AI identifies new high-risk subtype in endometrial cancer
In a recent study published in Nature Communications, a team of researchers used artificial intelligence (AI) to classify histopathological images and differentiate between endometrial cancer subtypes. The tool identified a subtype of endometrial cancer known as NSMP or No Specific Molecular Profile, which is characterized by aggressive disease and low survival rates.
Background
Endometrial cancer can be classified into four subtypes, each with very different therapeutic implications and prognoses.
The classification of these subtypes has thus far been based on inadequate clinicopathological parameters with suboptimal reproducibility, which has had a direct impact on the management of cancer.
Inconsistent histotype and grade assignment for the tumors has resulted in inaccurate risk assessment, leading to either over-treatment or inadequate treatment leading to recurrence and even death.
The Cancer Genome Atlas project showed that exome and whole genome sequencing and microsatellite instability assays can be used to stratify endometrial cancers into four prognostic subtypes based on the predominant genetic mutations.
Additionally, the development of AI tools with deep learning models is being applied increasingly in medical fields to process large amounts of image or text data. This data is then used to identify potential biomarkers and improve pathological diagnoses of cancers.
About the study
In the present study, the researchers built an AI-based image classification tool using deep-learning features that analyzed histopathological images of hematoxylin and eosin-stained slides to distinguish between the two endometrial cancer subtypes NSMP and p53 abnormal or p53abn.
In a previous study, the researchers had developed a molecular classification system for endometrial cancer that was easily applicable in clinical situations. This system divided endometrial cancer into four subtypes.
The first was the POLE mutant subtype, in which the gene involved in deoxyribonucleic acid (DNA) proofreading and repair—DNA polymerase epsilon or POLE—contained pathogenic mutations.
The second subtype was the mismatch repair deficient subtype or MMRd, in which immunohistochemistry-based diagnostic tests revealed an absence of key proteins involved in mismatch repair.
The third subtype was also diagnosed using immunohistochemistry analyses and was characterized by abnormalities in the p53 tumor suppressor protein.
The last subtype, NSMP, was diagnosed by eliminating all diagnostic characters of the other three subtypes due to the absence of any defining features.

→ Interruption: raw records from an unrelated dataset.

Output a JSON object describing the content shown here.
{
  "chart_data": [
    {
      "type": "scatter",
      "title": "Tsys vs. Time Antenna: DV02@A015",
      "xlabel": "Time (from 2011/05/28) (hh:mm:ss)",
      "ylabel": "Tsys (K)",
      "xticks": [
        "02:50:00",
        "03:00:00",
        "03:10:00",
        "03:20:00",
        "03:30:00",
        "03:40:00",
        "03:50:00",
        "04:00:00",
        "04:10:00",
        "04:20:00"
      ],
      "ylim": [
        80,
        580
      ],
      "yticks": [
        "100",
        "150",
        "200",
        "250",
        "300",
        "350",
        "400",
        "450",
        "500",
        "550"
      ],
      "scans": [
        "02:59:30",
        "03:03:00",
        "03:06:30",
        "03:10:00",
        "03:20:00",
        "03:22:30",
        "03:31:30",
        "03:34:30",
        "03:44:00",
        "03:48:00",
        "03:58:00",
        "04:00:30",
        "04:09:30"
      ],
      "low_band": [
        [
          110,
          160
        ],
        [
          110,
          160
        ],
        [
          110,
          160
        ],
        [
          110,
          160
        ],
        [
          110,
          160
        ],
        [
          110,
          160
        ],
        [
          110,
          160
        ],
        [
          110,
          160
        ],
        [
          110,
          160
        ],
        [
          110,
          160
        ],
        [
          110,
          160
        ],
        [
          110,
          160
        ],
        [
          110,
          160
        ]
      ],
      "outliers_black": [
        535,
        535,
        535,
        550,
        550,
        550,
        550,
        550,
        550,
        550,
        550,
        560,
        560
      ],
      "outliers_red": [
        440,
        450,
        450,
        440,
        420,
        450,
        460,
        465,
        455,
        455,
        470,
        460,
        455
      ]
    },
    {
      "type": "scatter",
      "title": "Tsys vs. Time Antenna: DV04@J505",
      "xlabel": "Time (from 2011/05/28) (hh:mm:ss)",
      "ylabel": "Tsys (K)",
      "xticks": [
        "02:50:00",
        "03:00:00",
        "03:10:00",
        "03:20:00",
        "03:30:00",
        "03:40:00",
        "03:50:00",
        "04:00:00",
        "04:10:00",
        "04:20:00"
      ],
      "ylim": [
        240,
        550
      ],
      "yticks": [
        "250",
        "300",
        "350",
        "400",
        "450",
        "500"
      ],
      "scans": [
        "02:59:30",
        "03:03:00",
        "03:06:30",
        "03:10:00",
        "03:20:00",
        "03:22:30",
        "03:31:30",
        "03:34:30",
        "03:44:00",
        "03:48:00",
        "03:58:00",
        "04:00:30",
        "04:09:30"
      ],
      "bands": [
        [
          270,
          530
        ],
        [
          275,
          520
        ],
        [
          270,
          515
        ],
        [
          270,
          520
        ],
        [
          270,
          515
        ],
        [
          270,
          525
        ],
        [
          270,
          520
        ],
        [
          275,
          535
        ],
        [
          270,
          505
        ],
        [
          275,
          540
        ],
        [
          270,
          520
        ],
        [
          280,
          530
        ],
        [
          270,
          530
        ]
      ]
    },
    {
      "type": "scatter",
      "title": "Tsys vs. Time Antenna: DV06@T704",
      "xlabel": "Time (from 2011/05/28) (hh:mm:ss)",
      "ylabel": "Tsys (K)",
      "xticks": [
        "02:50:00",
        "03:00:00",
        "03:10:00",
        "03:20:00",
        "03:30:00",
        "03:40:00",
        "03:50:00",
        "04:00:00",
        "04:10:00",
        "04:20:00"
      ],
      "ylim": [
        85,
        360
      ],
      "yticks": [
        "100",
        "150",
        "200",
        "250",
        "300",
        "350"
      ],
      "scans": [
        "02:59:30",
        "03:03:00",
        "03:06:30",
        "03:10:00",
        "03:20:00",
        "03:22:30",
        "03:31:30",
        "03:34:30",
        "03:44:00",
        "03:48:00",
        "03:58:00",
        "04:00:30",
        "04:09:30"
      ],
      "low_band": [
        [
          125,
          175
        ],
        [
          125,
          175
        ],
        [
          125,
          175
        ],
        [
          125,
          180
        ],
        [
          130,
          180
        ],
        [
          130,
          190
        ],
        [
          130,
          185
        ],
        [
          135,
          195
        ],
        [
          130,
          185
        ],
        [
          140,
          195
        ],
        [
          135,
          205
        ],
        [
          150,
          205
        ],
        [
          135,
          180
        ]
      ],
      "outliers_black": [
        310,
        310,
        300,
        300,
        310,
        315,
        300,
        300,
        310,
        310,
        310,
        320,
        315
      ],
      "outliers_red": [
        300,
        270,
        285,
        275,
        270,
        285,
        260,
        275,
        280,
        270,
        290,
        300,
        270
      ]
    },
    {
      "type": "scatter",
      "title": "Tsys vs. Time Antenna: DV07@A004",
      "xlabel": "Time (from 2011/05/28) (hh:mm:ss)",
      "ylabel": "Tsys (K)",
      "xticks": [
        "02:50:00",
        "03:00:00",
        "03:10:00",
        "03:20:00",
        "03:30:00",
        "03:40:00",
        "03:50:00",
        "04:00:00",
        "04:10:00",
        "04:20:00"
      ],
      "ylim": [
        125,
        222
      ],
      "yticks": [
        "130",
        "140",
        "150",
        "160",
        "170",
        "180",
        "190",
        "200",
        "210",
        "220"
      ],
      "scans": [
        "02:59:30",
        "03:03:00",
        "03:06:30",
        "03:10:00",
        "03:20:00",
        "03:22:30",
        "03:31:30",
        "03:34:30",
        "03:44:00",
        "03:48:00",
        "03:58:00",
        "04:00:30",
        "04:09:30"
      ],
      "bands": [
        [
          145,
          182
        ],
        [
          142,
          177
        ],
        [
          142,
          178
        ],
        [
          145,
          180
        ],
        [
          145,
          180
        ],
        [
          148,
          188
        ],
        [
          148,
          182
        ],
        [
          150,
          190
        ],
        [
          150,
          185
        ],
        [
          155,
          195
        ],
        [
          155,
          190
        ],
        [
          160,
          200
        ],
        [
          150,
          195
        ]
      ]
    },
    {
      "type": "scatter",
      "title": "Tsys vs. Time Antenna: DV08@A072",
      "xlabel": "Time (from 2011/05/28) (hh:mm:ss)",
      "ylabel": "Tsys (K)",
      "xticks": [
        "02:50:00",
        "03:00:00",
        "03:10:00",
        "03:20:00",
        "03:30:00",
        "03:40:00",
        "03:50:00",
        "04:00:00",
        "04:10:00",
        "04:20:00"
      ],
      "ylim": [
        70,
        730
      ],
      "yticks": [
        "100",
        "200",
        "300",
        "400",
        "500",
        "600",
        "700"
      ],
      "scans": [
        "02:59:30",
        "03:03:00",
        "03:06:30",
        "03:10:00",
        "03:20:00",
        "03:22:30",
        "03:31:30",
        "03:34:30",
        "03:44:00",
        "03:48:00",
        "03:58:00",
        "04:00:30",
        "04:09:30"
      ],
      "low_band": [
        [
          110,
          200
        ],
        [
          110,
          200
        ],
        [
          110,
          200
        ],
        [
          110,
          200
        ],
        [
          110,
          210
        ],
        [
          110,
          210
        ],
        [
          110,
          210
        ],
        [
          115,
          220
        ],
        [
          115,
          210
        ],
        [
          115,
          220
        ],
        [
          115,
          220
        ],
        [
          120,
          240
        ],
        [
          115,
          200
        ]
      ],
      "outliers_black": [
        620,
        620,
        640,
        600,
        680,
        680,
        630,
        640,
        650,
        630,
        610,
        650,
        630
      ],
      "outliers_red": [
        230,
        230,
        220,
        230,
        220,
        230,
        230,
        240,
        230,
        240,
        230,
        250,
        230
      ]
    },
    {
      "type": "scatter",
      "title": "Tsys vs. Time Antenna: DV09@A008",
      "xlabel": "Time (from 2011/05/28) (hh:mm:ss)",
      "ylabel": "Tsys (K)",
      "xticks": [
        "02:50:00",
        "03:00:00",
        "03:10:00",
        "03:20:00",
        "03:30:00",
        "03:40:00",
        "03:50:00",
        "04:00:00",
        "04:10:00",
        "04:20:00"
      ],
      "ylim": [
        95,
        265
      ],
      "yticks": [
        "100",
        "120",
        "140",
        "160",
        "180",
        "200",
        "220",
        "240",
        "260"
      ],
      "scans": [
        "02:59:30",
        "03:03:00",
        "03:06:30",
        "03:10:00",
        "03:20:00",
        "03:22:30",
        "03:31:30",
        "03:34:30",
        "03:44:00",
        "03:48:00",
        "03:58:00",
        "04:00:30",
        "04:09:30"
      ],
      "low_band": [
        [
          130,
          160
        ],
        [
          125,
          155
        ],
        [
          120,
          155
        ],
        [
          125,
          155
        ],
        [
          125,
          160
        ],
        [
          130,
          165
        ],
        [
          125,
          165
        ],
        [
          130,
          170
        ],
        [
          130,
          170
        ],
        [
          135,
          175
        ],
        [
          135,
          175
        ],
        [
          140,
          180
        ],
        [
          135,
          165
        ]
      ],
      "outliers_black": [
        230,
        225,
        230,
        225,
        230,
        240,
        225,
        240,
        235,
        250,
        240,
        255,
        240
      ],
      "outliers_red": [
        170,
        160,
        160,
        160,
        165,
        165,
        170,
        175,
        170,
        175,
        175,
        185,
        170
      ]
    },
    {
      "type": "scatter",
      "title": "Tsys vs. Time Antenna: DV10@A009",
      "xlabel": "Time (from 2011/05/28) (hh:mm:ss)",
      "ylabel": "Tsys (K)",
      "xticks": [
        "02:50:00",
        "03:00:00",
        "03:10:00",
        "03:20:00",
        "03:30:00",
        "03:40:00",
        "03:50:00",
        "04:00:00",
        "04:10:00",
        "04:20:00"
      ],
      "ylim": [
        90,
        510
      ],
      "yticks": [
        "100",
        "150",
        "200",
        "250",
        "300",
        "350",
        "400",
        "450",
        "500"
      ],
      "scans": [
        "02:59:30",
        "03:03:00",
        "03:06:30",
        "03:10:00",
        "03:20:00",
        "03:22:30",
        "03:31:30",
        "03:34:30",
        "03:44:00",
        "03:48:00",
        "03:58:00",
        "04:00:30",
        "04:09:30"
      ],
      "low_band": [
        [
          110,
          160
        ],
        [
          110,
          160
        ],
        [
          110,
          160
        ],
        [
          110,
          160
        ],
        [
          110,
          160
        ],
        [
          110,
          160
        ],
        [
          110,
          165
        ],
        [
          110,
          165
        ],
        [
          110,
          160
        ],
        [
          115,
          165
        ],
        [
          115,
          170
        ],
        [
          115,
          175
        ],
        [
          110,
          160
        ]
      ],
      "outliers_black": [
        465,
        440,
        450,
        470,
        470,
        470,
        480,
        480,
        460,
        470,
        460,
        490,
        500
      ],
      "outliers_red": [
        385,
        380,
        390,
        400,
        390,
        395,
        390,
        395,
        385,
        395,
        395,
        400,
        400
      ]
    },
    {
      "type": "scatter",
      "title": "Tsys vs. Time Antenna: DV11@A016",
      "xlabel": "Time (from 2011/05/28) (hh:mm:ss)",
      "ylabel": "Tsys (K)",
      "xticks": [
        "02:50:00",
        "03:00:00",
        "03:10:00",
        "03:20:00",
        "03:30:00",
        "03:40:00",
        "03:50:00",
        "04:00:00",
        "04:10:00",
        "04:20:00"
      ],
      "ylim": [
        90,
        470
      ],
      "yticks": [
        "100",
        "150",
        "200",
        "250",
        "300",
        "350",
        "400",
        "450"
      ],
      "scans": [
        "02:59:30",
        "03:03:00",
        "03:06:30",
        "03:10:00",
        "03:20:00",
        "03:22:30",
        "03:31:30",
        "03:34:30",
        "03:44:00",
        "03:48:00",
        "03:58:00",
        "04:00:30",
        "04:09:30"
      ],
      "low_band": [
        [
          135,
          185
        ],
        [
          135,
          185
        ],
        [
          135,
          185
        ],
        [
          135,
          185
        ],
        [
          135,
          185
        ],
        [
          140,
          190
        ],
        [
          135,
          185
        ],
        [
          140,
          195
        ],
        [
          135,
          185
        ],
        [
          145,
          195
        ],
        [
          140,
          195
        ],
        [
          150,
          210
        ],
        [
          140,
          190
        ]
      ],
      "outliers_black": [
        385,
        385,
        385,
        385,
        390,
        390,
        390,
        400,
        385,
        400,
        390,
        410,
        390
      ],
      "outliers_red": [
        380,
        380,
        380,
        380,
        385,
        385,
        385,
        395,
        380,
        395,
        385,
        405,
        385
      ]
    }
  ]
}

Here, the researchers used AI-based image classification to analyze the histopathological features and distinguish between the subtypes NSMP and p53abn.

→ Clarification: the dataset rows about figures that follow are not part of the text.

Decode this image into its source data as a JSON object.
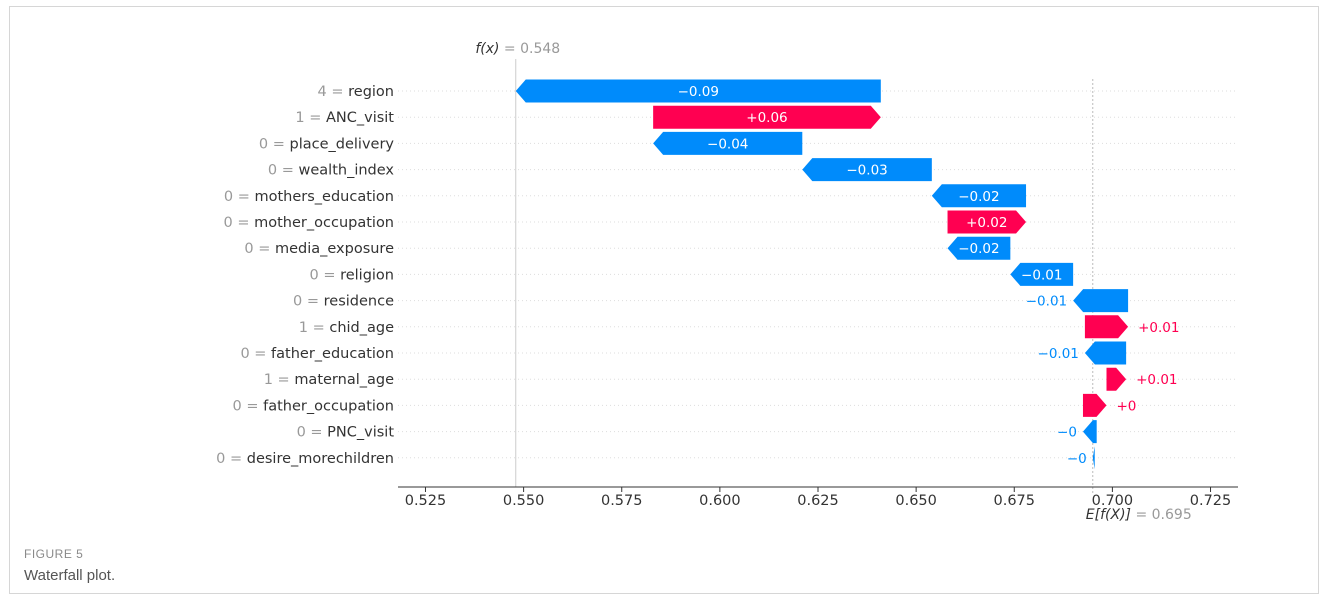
{
  "figure": {
    "label": "FIGURE 5",
    "caption": "Waterfall plot."
  },
  "chart_data": {
    "type": "waterfall",
    "fx_label": "f(x)",
    "fx_value": "0.548",
    "fx": 0.548,
    "ex_label": "E[f(X)]",
    "ex_value": "0.695",
    "ex": 0.695,
    "xlim": [
      0.518,
      0.732
    ],
    "xticks": [
      "0.525",
      "0.550",
      "0.575",
      "0.600",
      "0.625",
      "0.650",
      "0.675",
      "0.700",
      "0.725"
    ],
    "colors": {
      "negative": "#008bfb",
      "positive": "#ff0051",
      "text": "#333333",
      "muted": "#999999"
    },
    "features": [
      {
        "value": "4",
        "name": "region",
        "start": 0.641,
        "end": 0.548,
        "label": "−0.09",
        "sign": "neg"
      },
      {
        "value": "1",
        "name": "ANC_visit",
        "start": 0.583,
        "end": 0.641,
        "label": "+0.06",
        "sign": "pos"
      },
      {
        "value": "0",
        "name": "place_delivery",
        "start": 0.621,
        "end": 0.583,
        "label": "−0.04",
        "sign": "neg"
      },
      {
        "value": "0",
        "name": "wealth_index",
        "start": 0.654,
        "end": 0.621,
        "label": "−0.03",
        "sign": "neg"
      },
      {
        "value": "0",
        "name": "mothers_education",
        "start": 0.678,
        "end": 0.654,
        "label": "−0.02",
        "sign": "neg"
      },
      {
        "value": "0",
        "name": "mother_occupation",
        "start": 0.658,
        "end": 0.678,
        "label": "+0.02",
        "sign": "pos"
      },
      {
        "value": "0",
        "name": "media_exposure",
        "start": 0.674,
        "end": 0.658,
        "label": "−0.02",
        "sign": "neg"
      },
      {
        "value": "0",
        "name": "religion",
        "start": 0.69,
        "end": 0.674,
        "label": "−0.01",
        "sign": "neg"
      },
      {
        "value": "0",
        "name": "residence",
        "start": 0.704,
        "end": 0.69,
        "label": "−0.01",
        "sign": "neg"
      },
      {
        "value": "1",
        "name": "chid_age",
        "start": 0.693,
        "end": 0.704,
        "label": "+0.01",
        "sign": "pos"
      },
      {
        "value": "0",
        "name": "father_education",
        "start": 0.7035,
        "end": 0.693,
        "label": "−0.01",
        "sign": "neg"
      },
      {
        "value": "1",
        "name": "maternal_age",
        "start": 0.6985,
        "end": 0.7035,
        "label": "+0.01",
        "sign": "pos"
      },
      {
        "value": "0",
        "name": "father_occupation",
        "start": 0.6925,
        "end": 0.6985,
        "label": "+0",
        "sign": "pos"
      },
      {
        "value": "0",
        "name": "PNC_visit",
        "start": 0.696,
        "end": 0.6925,
        "label": "−0",
        "sign": "neg"
      },
      {
        "value": "0",
        "name": "desire_morechildren",
        "start": 0.6955,
        "end": 0.695,
        "label": "−0",
        "sign": "neg"
      }
    ]
  }
}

They hypothesized that a subset of patients within the subtype NSMP have tumors that are histologically similar to the tumors seen in patients within the p53abn subtype, and the application of deep-learning models to assess the hematoxylin and eosin-stained slides would help identify this subset.
For this study, the researchers used hematoxylin and eosin-stained tissue sections from hysterectomies conducted on endometrial cancer patients with the p53abn or NSMP subtypes.
The study used a discovery cohort consisting of 368 patients, and the findings were validated using two independent cohorts of 614 and 290 patients.
The researchers also conducted shallow whole-genome sequencing of representative samples from both subtypes and p53abn-like NSMP samples from the validation cohort. This data was used for analysis of copy number profiles, and gene expression profiles.
Results
The study found that the AI-based analysis of histopathological images successfully identified a subset of patients within the NSMP subtype that showed significantly lower survival rates and had a more aggressive form of cancer.
This subset consisting of aggressive tumors made up almost 20% of the NSMP tumors, constituting 10% of all endometrial cancers.
The results suggested that clinicopathological features, immunohistochemistry tests, next-generation sequencing molecular markers, and gene expression profiles might still be unable to distinguish between p53abn subtypes and these p53abn-like NSMP cases.
The deep learning model also identified tumors having tumor protein TP53 mutations even though the immunostaining for p53 was normal, which would have otherwise been a false negative based on immunohistochemistry classification.
The AI-based tool could identify the NSMP subsets with more aggressive p53abn-like cancer even when the pathological and molecular features could not predict the inferior survival outcomes.
The shallow whole-genome sequencing analysis showed that this subset of NSMP cases showed a higher proportion of altered and unstable genomes similar to the subtype p53abn but with a lower level of instability.
The findings also provided evidence of histopathological differences in this subset despite the lack of pathological or immunohistochemical distinctions with the NSMP subtype.
Conclusions
Overall, the findings indicated that the AI-based image classifier was able to distinguish between subsets of endometrial cancer patients and detect a subset with significantly inferior survival outcomes.
The researchers believe that this AI-based tool can easily be incorporated into the clinical diagnostic process to scan histopathological images routinely.
Furthermore, with additional refinement, this AI-based tool could potentially replace the more time-consuming and expensive method of molecular marker-based diagnosis.